The Greek way of speaking and writing can be confusing at times but all of the actors kept viewers engaged by using their whole body to convey the humor of the show.

The show begins with Pisthetaerus and Euelpides, two human Athenians, in search for a better world among the birds. Pisthetaerus and Euelpides, played by Ellen Diehl and Bryanna Pye, are on the hunt for the king of the birds.

King of the birds, Epops, offers the two travelers a place in his kingdom. Played by Jim Hy, Epops flaunts around in his sparkle-studded costume as he summons the rest of his bird friends.

Not all birds are friendly, however. Pisthetaerus and Euelpides make their case against the birds, during which they must defend themselves with pots and pans.
The travelers and the birds then decide to challenge the Greek gods, specifically Zeus, and build a utopian land of their own. As they construct this new city, many interesting characters appear.
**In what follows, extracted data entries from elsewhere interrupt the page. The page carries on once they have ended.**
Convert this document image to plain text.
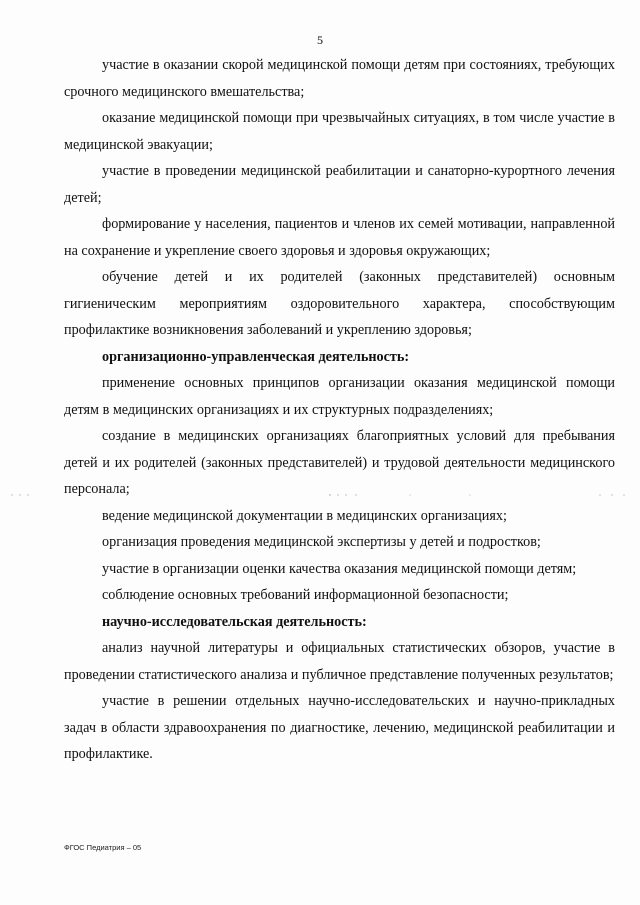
5

участие в оказании скорой медицинской помощи детям при состояниях, требующих срочного медицинского вмешательства;

оказание медицинской помощи при чрезвычайных ситуациях, в том числе участие в медицинской эвакуации;

участие в проведении медицинской реабилитации и санаторно-курортного лечения детей;

формирование у населения, пациентов и членов их семей мотивации, направленной на сохранение и укрепление своего здоровья и здоровья окружающих;

обучение детей и их родителей (законных представителей) основным гигиеническим мероприятиям оздоровительного характера, способствующим профилактике возникновения заболеваний и укреплению здоровья;

организационно-управленческая деятельность:

применение основных принципов организации оказания медицинской помощи детям в медицинских организациях и их структурных подразделениях;

создание в медицинских организациях благоприятных условий для пребывания детей и их родителей (законных представителей) и трудовой деятельности медицинского персонала;

ведение медицинской документации в медицинских организациях;

организация проведения медицинской экспертизы у детей и подростков;

участие в организации оценки качества оказания медицинской помощи детям;

соблюдение основных требований информационной безопасности;

научно-исследовательская деятельность:

анализ научной литературы и официальных статистических обзоров, участие в проведении статистического анализа и публичное представление полученных результатов;

участие в решении отдельных научно-исследовательских и научно-прикладных задач в области здравоохранения по диагностике, лечению, медицинской реабилитации и профилактике.

ФГОС Педиатрия – 05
Adversaries threaten the creation of this new utopian world, Cloud Cuckoo Land, and cause strange things to happen. During a series of unfortunate events, rocks are thrown and a goat is murdered.

Along with the unique characters, an intriguing part of this play are the costumes. Designed by Elizabeth Angelozzi, almost every kind of costume imaginable is seen during the show. The audience will witness many costumes inspired by Bob the Builder, Hercules and Power Rangers.

How do all these crazy characters connect? Do Pisthetaerus and Euelpides succeed in the creation of a better world? Unfortunately, I can’t give any spoilers, so you’ll just have to tune in and see.

Eccentric and quirky, “The Birds,” is an ideal way to escape reality and have a laugh for the evening. Grab your roommates and view live theatre in the comfort of your own dorm or apartment.

“The Birds” will be livestreamed Oct. 29-31 and Nov. 2-3 at 8 p.m. and Nov. 1 at 3 p.m. Support local actors and watch “The Birds” for free!